La economía regenerativa propone un nuevo modelo que no solo busca reducir el daño ambiental, sino restaurar y revitalizar los ecosistemas, las comunidades y las economías locales. A diferencia de la economía tradicional —y de muchas versiones de la economía verde—, su objetivo no es simplemente “no contaminar”, sino devolver más de lo que se toma.
Este enfoque parte de la idea de que los sistemas económicos deben imitar los principios de la naturaleza: circularidad, diversidad, resiliencia y cooperación. Así, en lugar de agotar recursos, los procesos productivos pueden regenerar suelos, purificar agua, capturar carbono y fortalecer tejidos sociales.

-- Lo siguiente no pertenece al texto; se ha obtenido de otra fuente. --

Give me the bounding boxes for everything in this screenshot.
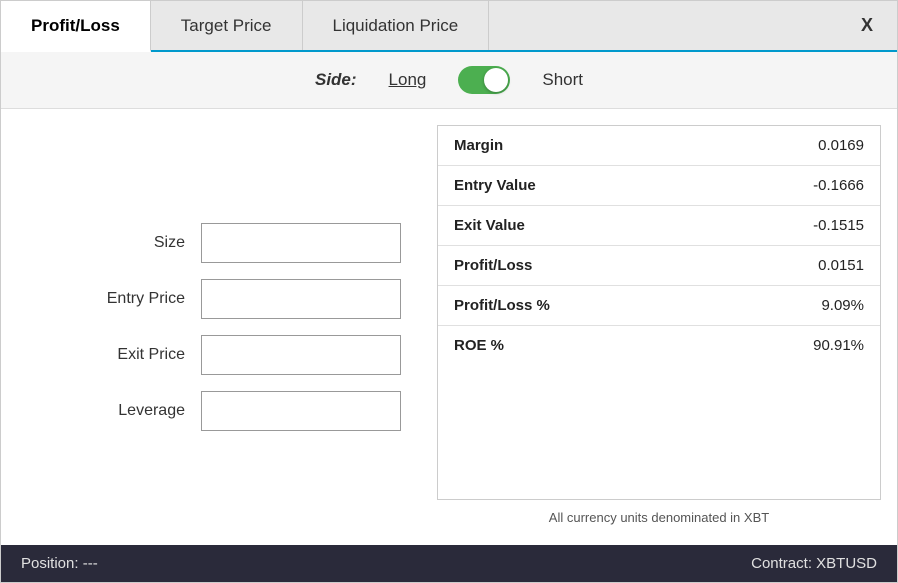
- result-value: -0.1666: [813, 177, 864, 194]
- result-key: Exit Value: [454, 217, 525, 234]
- tab-bar: Profit/Loss Target Price Liquidation Pri…: [1, 1, 897, 52]
- size-row: Size 1000: [21, 223, 401, 263]
- side-toggle[interactable]: [458, 66, 510, 94]
- entry-price-input[interactable]: 6000.0: [201, 279, 401, 319]
- toggle-knob: [484, 68, 508, 92]
- position-info: Position: ---: [21, 555, 98, 572]
- size-label: Size: [85, 234, 185, 252]
- result-row: Entry Value -0.1666: [438, 166, 880, 206]
- entry-price-label: Entry Price: [85, 290, 185, 308]
- tab-target-price[interactable]: Target Price: [151, 1, 303, 50]
- result-key: ROE %: [454, 337, 504, 354]
- footer: Position: --- Contract: XBTUSD: [1, 545, 897, 582]
- main-content: Size 1000 Entry Price 6000.0 Exit Price …: [1, 109, 897, 545]
- calculator-window: Profit/Loss Target Price Liquidation Pri…: [0, 0, 898, 583]
- result-key: Profit/Loss %: [454, 297, 550, 314]
- tab-profit-loss[interactable]: Profit/Loss: [1, 1, 151, 52]
- toggle-track[interactable]: [458, 66, 510, 94]
- result-value: 90.91%: [813, 337, 864, 354]
- contract-ticker: XBTUSD: [816, 555, 877, 572]
- side-short-label[interactable]: Short: [542, 70, 583, 90]
- result-value: 9.09%: [821, 297, 864, 314]
- side-label: Side:: [315, 70, 357, 90]
- form-section: Size 1000 Entry Price 6000.0 Exit Price …: [1, 125, 421, 529]
- result-row: Margin 0.0169: [438, 126, 880, 166]
- exit-price-input[interactable]: 6600.0: [201, 335, 401, 375]
- result-key: Margin: [454, 137, 503, 154]
- size-input[interactable]: 1000: [201, 223, 401, 263]
- exit-price-row: Exit Price 6600.0: [21, 335, 401, 375]
- result-value: -0.1515: [813, 217, 864, 234]
- position-dashes: ---: [83, 555, 98, 572]
- tab-liquidation-price[interactable]: Liquidation Price: [303, 1, 490, 50]
- result-value: 0.0151: [818, 257, 864, 274]
- leverage-label: Leverage: [85, 402, 185, 420]
- side-row: Side: Long Short: [1, 52, 897, 109]
- leverage-row: Leverage 10.00: [21, 391, 401, 431]
- position-label: Position:: [21, 555, 79, 572]
- result-row: Profit/Loss 0.0151: [438, 246, 880, 286]
- result-key: Profit/Loss: [454, 257, 532, 274]
- result-row: Exit Value -0.1515: [438, 206, 880, 246]
- exit-price-label: Exit Price: [85, 346, 185, 364]
- result-key: Entry Value: [454, 177, 536, 194]
- leverage-input[interactable]: 10.00: [201, 391, 401, 431]
- result-row: ROE % 90.91%: [438, 326, 880, 365]
- results-section: Margin 0.0169 Entry Value -0.1666 Exit Value…: [421, 125, 897, 529]
- currency-note: All currency units denominated in XBT: [437, 500, 881, 529]
- contract-info: Contract: XBTUSD: [751, 555, 877, 572]
- close-button[interactable]: X: [837, 1, 897, 50]
- result-value: 0.0169: [818, 137, 864, 154]
- side-long-label[interactable]: Long: [389, 70, 427, 90]
- results-table: Margin 0.0169 Entry Value -0.1666 Exit Value…: [437, 125, 881, 500]
- contract-label: Contract:: [751, 555, 812, 572]
- entry-price-row: Entry Price 6000.0: [21, 279, 401, 319]
- result-row: Profit/Loss % 9.09%: [438, 286, 880, 326]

No es una utopía, sino una transformación ya en marcha en distintos sectores.
Agricultura regenerativa, construcción con biomateriales, energía comunitaria y finanzas éticas son algunas de las prácticas que encarnan esta visión. Empresas emergentes y organizaciones sociales están rediseñando sus modelos para integrar el impacto positivo como una métrica clave de éxito, junto con la rentabilidad.
La economía regenerativa también desafía el modelo de crecimiento lineal. Propone medir el progreso no solo en términos de PIB o productividad, sino en salud ecosistémica, bienestar social y equidad intergeneracional. Esto implica repensar las cadenas de valor, los modelos de negocio y las políticas públicas desde una lógica más holística y sistémica.
Los territorios son un elemento central. La regeneración económica no puede imponerse desde arriba, sino que debe surgir del conocimiento local, la participación comunitaria y la adaptación al contexto. Por eso, muchas experiencias exitosas se dan en escalas pequeñas, pero con gran potencial de réplica global.
La economía regenerativa no es solo una alternativa, es una necesidad frente al colapso climático, la pérdida de biodiversidad y la creciente desigualdad. Apostar por este modelo implica dejar atrás la lógica extractiva para construir una economía viva, que nutra tanto al planeta como a las personas.